自分の体を異物(抗原)と誤認して生じる抗体を自己抗体といいます。その中で自分の細胞の核を抗原とみなして攻撃するのが抗核抗体です。この抗核抗体には、細胞核成分であるDNA、RNA、核、タンパクなどに対する抗体が多種類あります。
全身性エリテマトーデス(SLE)などの膠原病になると、抗核抗体が血液中に出てきます。 自己免疫が関係する慢性甲状腺炎(橋本病)や肝硬変などの病気でも陽性になり、稀に健康な人でも陽性になることがあります。

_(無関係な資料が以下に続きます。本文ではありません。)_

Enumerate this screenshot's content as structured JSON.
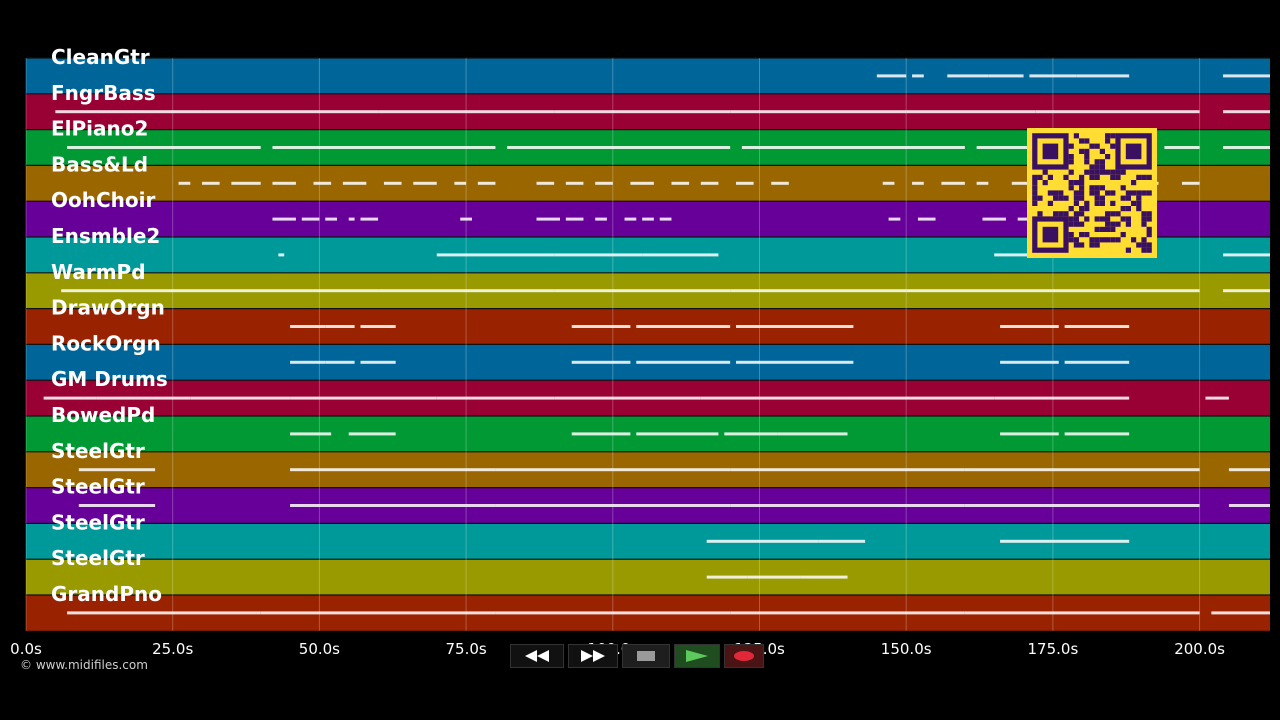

原因不明の発熱、顔や手足、胸、腹などの皮膚の紅斑、関節や筋肉の痛み、疲れやすい・だるいなどの症状があり、抗核抗体が陽性であれば膠原病の可能性が高くなります。検査でみられる蛍光パターンによってある程度の鑑別はできますが、膠原病の種類を特定することはできません。
蛍光パターン | 代表的な病気 |
均一型 | 全身性エリテマトーデス |
辺縁型、核膜型 | 全身性エリテマトーデス |
斑紋型 | 混合性結合組織病、進行性全身性硬化症、多発性筋炎・皮膚筋炎、シェーグレン症候群 |
核小体型 | 進行性全身性硬化症 |
セントロメア型 | クレスト症候群、原発性胆汁性肝硬変症 |
膠原病(全身性エリテマトーデス、混合性結合組織病、全身性強皮症、多発性筋炎・皮膚筋炎、シェーグレン症候群)、慢性甲状腺炎(橋本病)、肝硬変など。